Every time regulatory authorities ask platforms for transparency about algorithms or moderation teams, they say it’s about trade secrets. Are technology companies different from pharmaceuticals, which owe satisfaction to the FDA (USA) and Anvisa (Brazil), or from the financial sector, which responds to the SEC and the CVM? Big techs have been saying for years that they are special, but countless industries that deal with confidential information and sensitive data are subject to regulation. Companies use the excuse of privacy to try to avoid regulation. That’s cynical, considering they use our data in every way the law allows to make money.

Many academics say that traditional antitrust law, which uses price to determine whether market concentration hurts consumers, is ill-suited to dealing with big tech. Mr. do you agree? Yes, I propose in the book a revamped approach to antitrust law, so that it is not just a cold instrument of economic investigation. I argue that legislation determines the concentration of power using a broader social and political lens. If a company buys yet another competitor, we shouldn’t just ask whether the acquisition will lead to a price hike, but whether, for example, it might harm media diversity or the health of democracy — or whether it might pose systemic threats to human rights. .

Mr. talks about the “consent trap”, the fact that everyone clicks the “I agree” box about data use without reading terms of use or customizing cookies. How does this protect businesses instead of consumers? No one reads terms of use. Those who read everything understand almost nothing, because it is in legalese. But even for those who understand the terms they say nothing. We will use your data, share it with third parties. What does it mean? Rather than rebalancing the relationship between platforms and individuals, the consent trap consolidates the power of networks.

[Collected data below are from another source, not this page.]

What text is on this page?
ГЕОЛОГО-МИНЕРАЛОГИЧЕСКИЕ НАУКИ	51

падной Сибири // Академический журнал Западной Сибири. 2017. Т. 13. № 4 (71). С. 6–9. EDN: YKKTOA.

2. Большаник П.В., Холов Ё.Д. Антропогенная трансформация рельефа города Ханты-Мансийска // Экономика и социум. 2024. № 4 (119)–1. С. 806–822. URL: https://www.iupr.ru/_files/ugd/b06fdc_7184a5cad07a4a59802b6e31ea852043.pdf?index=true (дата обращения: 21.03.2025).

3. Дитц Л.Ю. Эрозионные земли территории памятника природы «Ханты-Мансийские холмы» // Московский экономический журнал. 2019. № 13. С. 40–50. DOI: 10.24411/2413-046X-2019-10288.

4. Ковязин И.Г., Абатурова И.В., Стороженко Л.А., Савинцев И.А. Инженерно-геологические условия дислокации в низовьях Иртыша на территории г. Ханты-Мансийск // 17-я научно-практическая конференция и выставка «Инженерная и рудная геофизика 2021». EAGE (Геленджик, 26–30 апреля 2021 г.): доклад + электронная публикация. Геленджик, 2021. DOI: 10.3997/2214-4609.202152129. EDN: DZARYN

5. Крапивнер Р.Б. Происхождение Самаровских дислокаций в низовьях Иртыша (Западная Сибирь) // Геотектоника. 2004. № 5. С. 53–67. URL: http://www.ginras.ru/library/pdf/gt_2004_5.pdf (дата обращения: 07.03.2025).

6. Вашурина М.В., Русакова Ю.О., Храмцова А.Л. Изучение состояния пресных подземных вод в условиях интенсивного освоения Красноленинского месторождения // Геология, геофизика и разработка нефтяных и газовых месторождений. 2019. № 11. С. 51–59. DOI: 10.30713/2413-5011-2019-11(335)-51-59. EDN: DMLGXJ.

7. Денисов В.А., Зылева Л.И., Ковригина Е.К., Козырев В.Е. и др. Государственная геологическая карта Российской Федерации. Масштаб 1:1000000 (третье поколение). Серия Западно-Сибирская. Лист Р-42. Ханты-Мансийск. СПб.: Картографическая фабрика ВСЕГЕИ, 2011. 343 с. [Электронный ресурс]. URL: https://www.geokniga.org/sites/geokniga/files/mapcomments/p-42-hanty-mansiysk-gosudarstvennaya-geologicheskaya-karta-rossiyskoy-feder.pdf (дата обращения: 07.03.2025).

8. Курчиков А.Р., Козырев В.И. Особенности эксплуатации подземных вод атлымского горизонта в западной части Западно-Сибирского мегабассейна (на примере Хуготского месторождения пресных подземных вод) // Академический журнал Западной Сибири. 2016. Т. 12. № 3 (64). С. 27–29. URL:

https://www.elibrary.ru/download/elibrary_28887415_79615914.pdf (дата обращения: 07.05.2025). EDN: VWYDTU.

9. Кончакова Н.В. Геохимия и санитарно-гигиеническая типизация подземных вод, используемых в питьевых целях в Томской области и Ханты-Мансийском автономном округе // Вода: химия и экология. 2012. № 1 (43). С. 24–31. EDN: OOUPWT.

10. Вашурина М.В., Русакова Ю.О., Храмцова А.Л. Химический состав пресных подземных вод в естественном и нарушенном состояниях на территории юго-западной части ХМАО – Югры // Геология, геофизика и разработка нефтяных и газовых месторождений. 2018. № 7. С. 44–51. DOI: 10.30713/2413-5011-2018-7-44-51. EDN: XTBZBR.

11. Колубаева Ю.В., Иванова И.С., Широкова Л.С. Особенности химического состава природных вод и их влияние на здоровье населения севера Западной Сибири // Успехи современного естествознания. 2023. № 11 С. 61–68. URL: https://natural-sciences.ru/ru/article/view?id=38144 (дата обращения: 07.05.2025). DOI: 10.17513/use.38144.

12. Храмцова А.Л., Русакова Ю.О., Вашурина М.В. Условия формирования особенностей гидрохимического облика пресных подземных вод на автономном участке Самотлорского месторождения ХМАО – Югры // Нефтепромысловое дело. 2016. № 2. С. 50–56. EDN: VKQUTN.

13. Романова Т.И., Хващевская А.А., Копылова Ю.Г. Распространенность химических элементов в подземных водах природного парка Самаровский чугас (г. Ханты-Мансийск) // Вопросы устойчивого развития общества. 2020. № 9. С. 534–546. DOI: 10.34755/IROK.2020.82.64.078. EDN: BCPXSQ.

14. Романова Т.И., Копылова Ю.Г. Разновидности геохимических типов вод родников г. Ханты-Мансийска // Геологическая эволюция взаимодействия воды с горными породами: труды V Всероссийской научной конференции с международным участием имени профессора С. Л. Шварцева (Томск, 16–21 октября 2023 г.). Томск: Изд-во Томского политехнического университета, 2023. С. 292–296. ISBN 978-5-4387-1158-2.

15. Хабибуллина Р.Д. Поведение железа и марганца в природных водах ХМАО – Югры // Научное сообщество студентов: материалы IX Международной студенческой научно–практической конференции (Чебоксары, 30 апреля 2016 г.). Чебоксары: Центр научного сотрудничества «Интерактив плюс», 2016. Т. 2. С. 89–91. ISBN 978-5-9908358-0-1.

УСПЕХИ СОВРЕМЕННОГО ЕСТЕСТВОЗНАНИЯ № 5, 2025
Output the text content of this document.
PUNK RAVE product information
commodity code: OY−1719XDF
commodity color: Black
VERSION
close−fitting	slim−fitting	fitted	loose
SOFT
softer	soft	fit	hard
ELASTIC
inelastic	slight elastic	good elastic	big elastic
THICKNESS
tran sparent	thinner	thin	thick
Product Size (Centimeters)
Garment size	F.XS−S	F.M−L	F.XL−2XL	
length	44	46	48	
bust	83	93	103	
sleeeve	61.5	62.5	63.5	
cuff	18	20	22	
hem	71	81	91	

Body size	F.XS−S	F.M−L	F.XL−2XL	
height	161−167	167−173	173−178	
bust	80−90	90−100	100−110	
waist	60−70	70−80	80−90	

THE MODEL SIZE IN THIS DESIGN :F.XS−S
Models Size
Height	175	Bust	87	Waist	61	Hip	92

We need a legal mechanism that gives individuals more control over their lives, not less. This idea of ​​consent also makes no sense in an age of artificial intelligence. How can you allow inferences to be made about you from data without knowing what they will be, since data only reveals things about you when it is combined with massive amounts of other people’s data? Consent is a noble idea, but it is no longer appropriate for mediation between the powerful and the less powerful.

Mr. suggests that larger platforms should benefit from the immunity conferred by section 230 of the Communications Decency Act in the US or by the Marco Civil da internet in Brazil only if they meet certain requirements. How would that work? It is impractical to expect regulators to get involved in the details of individual decisions. Instead, I think the bigger platforms should put in place adequate systems to comply with certain democratically decided rules. It is inevitable that things will go wrong from time to time, but companies have to show that they have a system in place to deal with this in order to be entitled to immunity.


X-ray | Jamie Susskind, 33

British, with a degree in history and political science at Oxford, he is a lawyer, lecturer and author. His main books are “Future Politics: Living Together in a World Transformed by Tech” (2019) and the recently released “The Digital Republic: On Freedom and Democracy in the 21st Century”.